The capabilities of an MFL tool strongly depend on the strength of the magnet system. In general, the design strength of a magnet system depends on the wall thickness and material properties of the pipe to be inspected.

Various permanent magnet strengths are available. A magnet's strength is categorized by its maximum energy product, which is a measure of the magnet's force of attraction. Many older inspection systems used ceramic permanent magnets, which have an energy product of 1 to 4 megagauss-oersted ^[McCaig77]. A horseshoe magnet with a strength of 1 to 4 megagauss-oersted can lift about 10 to 40 pounds. Other systems used Alnico (aluminum-nickel-cobalt) magnets, which have energy products from 5 to 12 megagauss-oersted. Rare earth magnets, such as neodymium-iron-boron magnets and samarium-cobalt, became available in 1984. These magnets have energy products from 18 to 35 megagauss-oersted. Rare earth magnets can lift 180 to 350 pounds. Thus, the newer magnets have dramatically increased the magnet power available ^[Bal91]. They are also mechanically stronger than the other magnet types, which tend to be brittle ^[Atherton89], and they are significantly more expensive.

The temperature sensitivity of the magnets used on MFL tools should not affect tool operation. The maximum practical operating temperature for samarium-cobalt magnets is 400 F, and the range is 300 F for most neodymium-iron-boron magnets; for some grades of neodymium-iron-boron magnets, the maximum temperature can be as low as 140 degree F. Since many data storage systems require temperatures less than 140 F and typical in-line inspections are performed below 100 to 110 F, even the newer rare earth magnets should not significantly limit most pipeline applications.

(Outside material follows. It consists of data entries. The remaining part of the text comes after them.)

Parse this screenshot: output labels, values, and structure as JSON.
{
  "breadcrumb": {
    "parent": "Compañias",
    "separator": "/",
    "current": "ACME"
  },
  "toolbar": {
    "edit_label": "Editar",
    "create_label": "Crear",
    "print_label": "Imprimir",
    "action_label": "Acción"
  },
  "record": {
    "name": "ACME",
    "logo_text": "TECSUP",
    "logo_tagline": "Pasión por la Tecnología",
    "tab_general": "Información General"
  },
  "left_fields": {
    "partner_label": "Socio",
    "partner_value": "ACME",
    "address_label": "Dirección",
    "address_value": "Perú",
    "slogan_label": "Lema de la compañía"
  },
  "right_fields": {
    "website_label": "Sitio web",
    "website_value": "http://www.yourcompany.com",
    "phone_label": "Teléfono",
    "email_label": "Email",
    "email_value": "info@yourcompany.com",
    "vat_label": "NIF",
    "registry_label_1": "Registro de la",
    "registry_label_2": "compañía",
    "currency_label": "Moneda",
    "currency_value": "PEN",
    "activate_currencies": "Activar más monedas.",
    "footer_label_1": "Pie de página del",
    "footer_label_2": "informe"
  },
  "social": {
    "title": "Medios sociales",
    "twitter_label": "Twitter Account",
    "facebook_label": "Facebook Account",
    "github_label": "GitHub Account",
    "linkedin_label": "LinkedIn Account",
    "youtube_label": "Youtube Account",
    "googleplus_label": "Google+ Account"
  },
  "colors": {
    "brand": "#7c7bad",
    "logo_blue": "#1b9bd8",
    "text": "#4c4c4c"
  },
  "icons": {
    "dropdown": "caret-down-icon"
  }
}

The use of electromagnets rather than permanent magnets is limited. As discussed earlier, an electromagnet's strength is proportional to the number of coil turns and the current passing though the coils. Electromagnets are used when the power required to run the batteries can be met by the batteries carried by the tool. For in-line inspection tools, power consumption is a critical factor. So, electromagnets are not often used. A potential benefit of an electromagnet system is that the applied field levels could be changed during the inspection; this type of control has not been used in the past.